中日新聞と東京新聞に連載され、好評を博したシリーズ『新貧乏物語』。若者の有利子奨学金返済負担の問題やブラック企業・ブラックバイト問題、学費を払うためにカラダを売る学生たちの問題に警鐘を鳴らしつづける中京大学の大内裕和教授が「日本はもう、壊れていますよ……メチャクチャです」と表現しているように、現代のわが国の若い女子たち、男子たちが直面している数々の「ありえない」現実にスポットを当てた、好企画でありました。

その『新貧乏物語』・2016年4月19日の中日新聞の紙面に、医者や経営者や正社員ビジネスマンたちとお見合いや合コンを繰り返している38歳の名古屋市在住婚活女子の言葉が載っていました。曰く、「非正規の男性だけは、ありえない。
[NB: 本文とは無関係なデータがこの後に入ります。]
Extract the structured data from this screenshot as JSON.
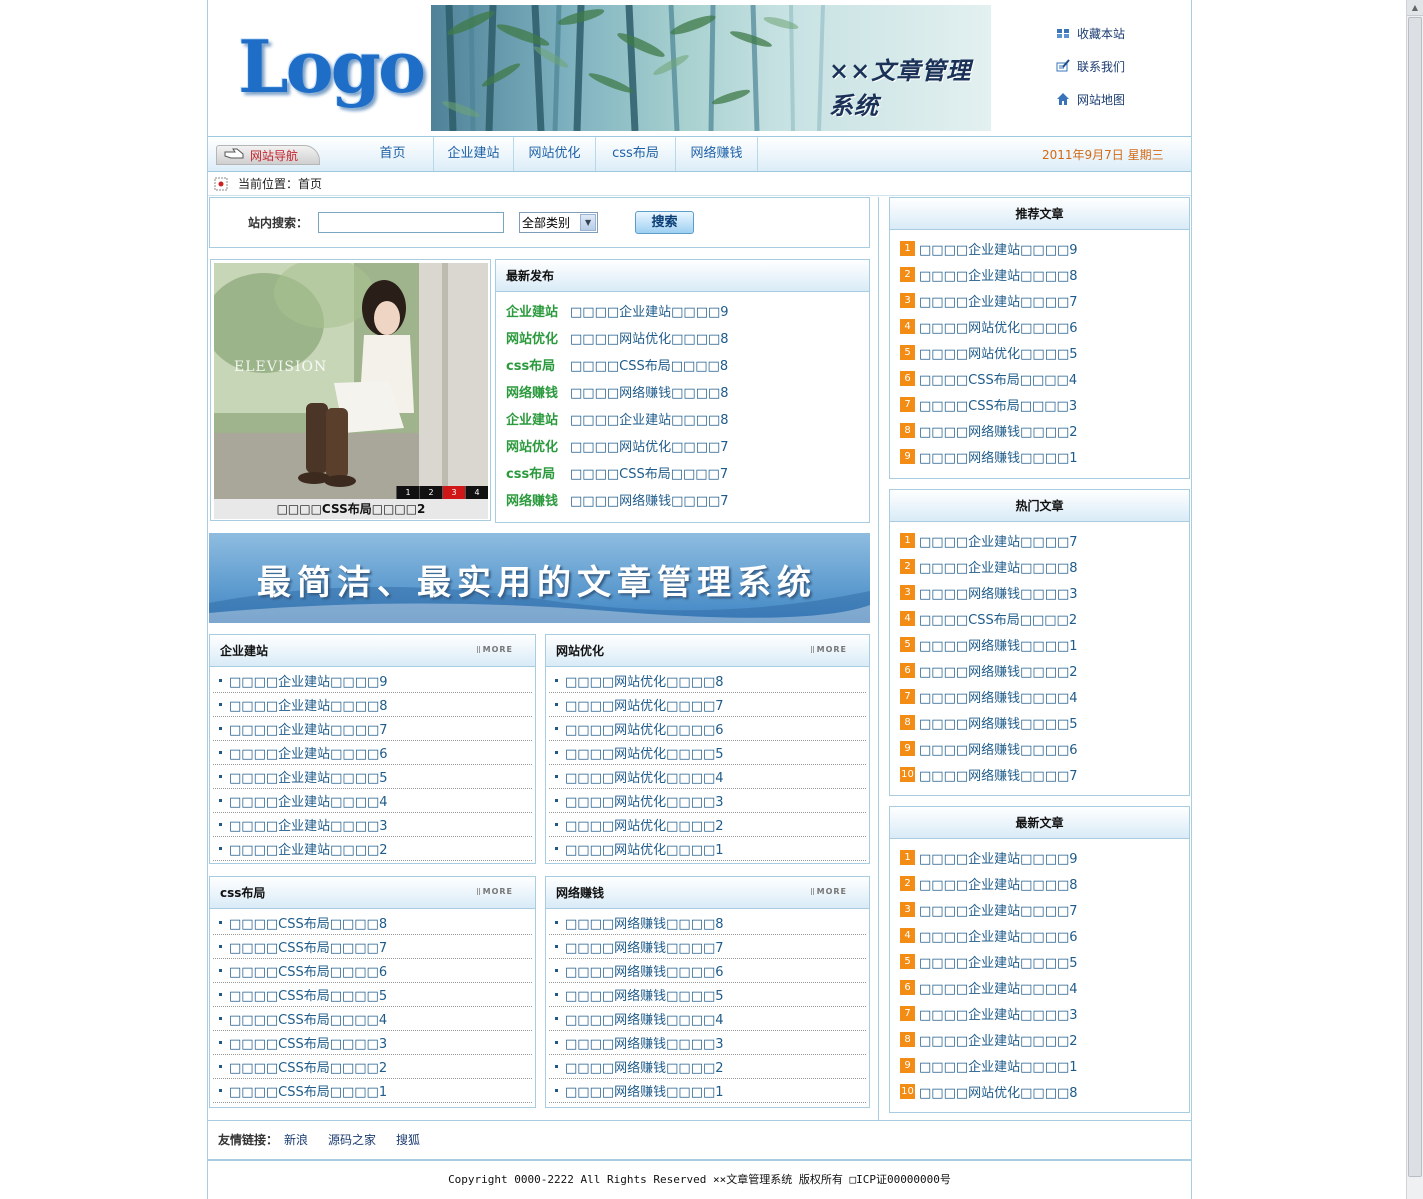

安定した仕事があって、私より年収の多い人が最低条件」。

【人間の価値を人格ではなく、社会的・経済的階級でしか計れなくなってしまった時代に生きる悲しさ】

この38歳婚活女子の言葉を聞いて、「そんなことを言ったら非正規だけど貴女のことを愛おしく思ってる男子が可哀そうじゃありませんか」とおっしゃるあなたはもう、わが国の大きな流れから取り残されているのです。
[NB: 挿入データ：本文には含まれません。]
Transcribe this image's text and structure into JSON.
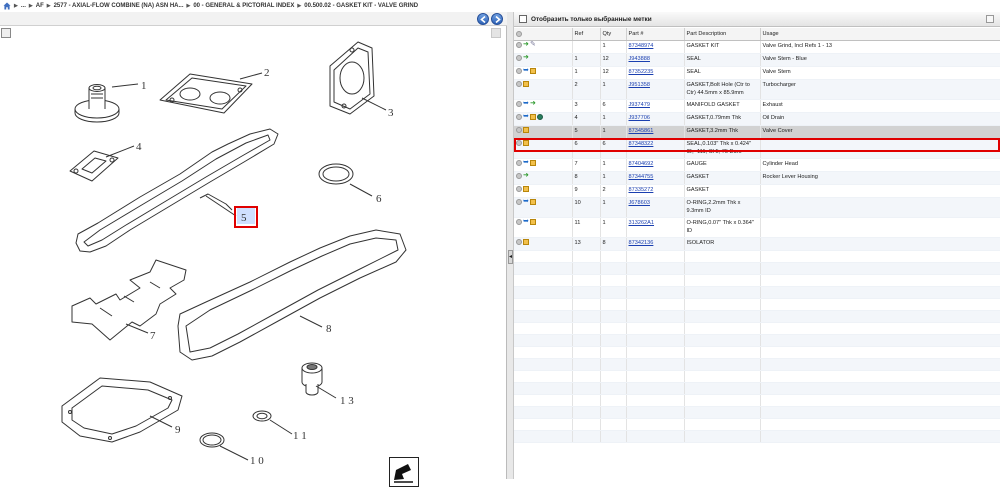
{
  "breadcrumb": {
    "items": [
      "...",
      "AF",
      "2577 - AXIAL-FLOW COMBINE (NA) ASN HA...",
      "00 - GENERAL & PICTORIAL INDEX",
      "00.500.02 - GASKET KIT - VALVE GRIND"
    ]
  },
  "viewer": {
    "callouts": [
      "1",
      "2",
      "3",
      "4",
      "5",
      "6",
      "7",
      "8",
      "9",
      "1 0",
      "1 1",
      "1 3"
    ]
  },
  "panel": {
    "filter_label": "Отобразить только выбранные метки",
    "columns": [
      "Ref",
      "Qty",
      "Part #",
      "Part Description",
      "Usage"
    ],
    "rows": [
      {
        "icons": [
          "circle-icon",
          "arrow-icon",
          "wrench-icon"
        ],
        "ref": "",
        "qty": "1",
        "part": "87348974",
        "desc": "GASKET KIT",
        "usage": "Valve Grind, Incl Refs 1 - 13"
      },
      {
        "icons": [
          "circle-icon",
          "arrow-icon"
        ],
        "ref": "1",
        "qty": "12",
        "part": "J943888",
        "desc": "SEAL",
        "usage": "Valve Stem - Blue"
      },
      {
        "icons": [
          "circle-icon",
          "blue-arrow-icon",
          "box-icon"
        ],
        "ref": "1",
        "qty": "12",
        "part": "87352235",
        "desc": "SEAL",
        "usage": "Valve Stem"
      },
      {
        "icons": [
          "circle-icon",
          "box-icon"
        ],
        "ref": "2",
        "qty": "1",
        "part": "J951358",
        "desc": "GASKET,Bolt Hole (Ctr to Ctr) 44.5mm x 85.9mm",
        "usage": "Turbocharger"
      },
      {
        "icons": [
          "circle-icon",
          "blue-arrow-icon",
          "arrow-icon"
        ],
        "ref": "3",
        "qty": "6",
        "part": "J937479",
        "desc": "MANIFOLD GASKET",
        "usage": "Exhaust"
      },
      {
        "icons": [
          "circle-icon",
          "blue-arrow-icon",
          "box-icon",
          "globe-icon"
        ],
        "ref": "4",
        "qty": "1",
        "part": "J937706",
        "desc": "GASKET,0.79mm Thk",
        "usage": "Oil Drain"
      },
      {
        "icons": [
          "circle-icon",
          "box-icon"
        ],
        "ref": "5",
        "qty": "1",
        "part": "87345861",
        "desc": "GASKET,3.2mm Thk",
        "usage": "Valve Cover"
      },
      {
        "icons": [
          "circle-icon",
          "box-icon"
        ],
        "ref": "6",
        "qty": "6",
        "part": "87348322",
        "desc": "SEAL,0.103\" Thk x 0.424\" ID, -111, Cl 5, 75 Duro",
        "usage": ""
      },
      {
        "icons": [
          "circle-icon",
          "blue-arrow-icon",
          "box-icon"
        ],
        "ref": "7",
        "qty": "1",
        "part": "87404692",
        "desc": "GAUGE",
        "usage": "Cylinder Head"
      },
      {
        "icons": [
          "circle-icon",
          "arrow-icon"
        ],
        "ref": "8",
        "qty": "1",
        "part": "87344755",
        "desc": "GASKET",
        "usage": "Rocker Lever Housing"
      },
      {
        "icons": [
          "circle-icon",
          "box-icon"
        ],
        "ref": "9",
        "qty": "2",
        "part": "87335272",
        "desc": "GASKET",
        "usage": ""
      },
      {
        "icons": [
          "circle-icon",
          "blue-arrow-icon",
          "box-icon"
        ],
        "ref": "10",
        "qty": "1",
        "part": "J678603",
        "desc": "O-RING,2.2mm Thk x 9.3mm ID",
        "usage": ""
      },
      {
        "icons": [
          "circle-icon",
          "blue-arrow-icon",
          "box-icon"
        ],
        "ref": "11",
        "qty": "1",
        "part": "313262A1",
        "desc": "O-RING,0.07\" Thk x 0.364\" ID",
        "usage": ""
      },
      {
        "icons": [
          "circle-icon",
          "box-icon"
        ],
        "ref": "13",
        "qty": "8",
        "part": "87342136",
        "desc": "ISOLATOR",
        "usage": ""
      }
    ]
  }
}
わが国はもう、少なくとも都市部におけるサラリーマン社会においてという範疇に限定するなら、人間の価値を人格ではなく社会的・経済的階級でしか計れない時代に突入してしまっているのです。悲しいことですが、事実は事実として見つめなければなりません。

【壊れ、おかしくなってしまったのは市井の女子の方ではない。経営者、正社員、政治家などの特権階級の方】

よく、巨大地震などの大規模自然災害が起きるたびに惜しげもなく億単位の寄付をなさっている、大きな会社の経営者の方がいます。それはそれで立派なことだと思います。ただ、彼にはその前にやるべきことはなかったのでしょうか。

彼は自分の会社で非正規の立場で働いている人たちのために、非正規であっても業績をあげ結果を残した人であれば昇給もあり、賞与も出、退職金の支給対象となれるような制度を作るべきだったのではないでしょうか。そうして人として多少は余裕を持って暮らせるようになった従業員が、500円でも300円でも100円でもいいから被災地のために寄付をするゆとりができるようにするべきだったのではないでしょうか。

つまり、壊れ、おかしくなってしまったのは「非正規男子なんてありえない」と言ってる市井の女子の方ではなく、彼女がせっせとお見合いをしている相手の“特権を手に入れた男子たち”の方だったのです。

【40代以下の女子が非正規の真面目な男子との結婚を現実の問題として考えられる世の中を】

4月19日付の中日新聞の記事には、2015年に20代から40代の非正規労働者を対象に連合が行ったアンケートの結果、実に男性の9割が未婚であった事実にふれています。この数字をみる限り、非正規労働者の男性が結婚をすることは、ほぼ絶望的といえます。

この状況は、近代以前の社会の状況と似ています。どんなに人として優しく潔く、真面目で努力家であったとしても「正社員」「正職員」という階級に属していなければ結婚して家庭を持つことが叶わない。非正規の女子と男子で一緒になって生きていけばいいのにと思うけれど、それだと子どもができたときに子育てにかかるコストが異常に高いわが国では生活が成り立たなくなるという負のスパイラルです。

40代以下の女子が非正規の真面目な男子との結婚を現実の問題として考えられる世の中を何とか作らないことには、わが国は少子化に歯止めがかからないという問題のみならず、同じ国民どうしが階級間で憎しみ合う社会になってしまうおそれがあります。

ここは、日本国民の感性が問われている正念場です。わたしたちは非正規労働者をないがしろにする人を権力の座に就かせない努力をするべきですし、その努力と並行して女子のかたがたには非正規男子のことを今より少しだけ人間性重視の視点でみていただければと、日常の会話の中でお話しする努力をつづけて行くべきなのではないでしょうか。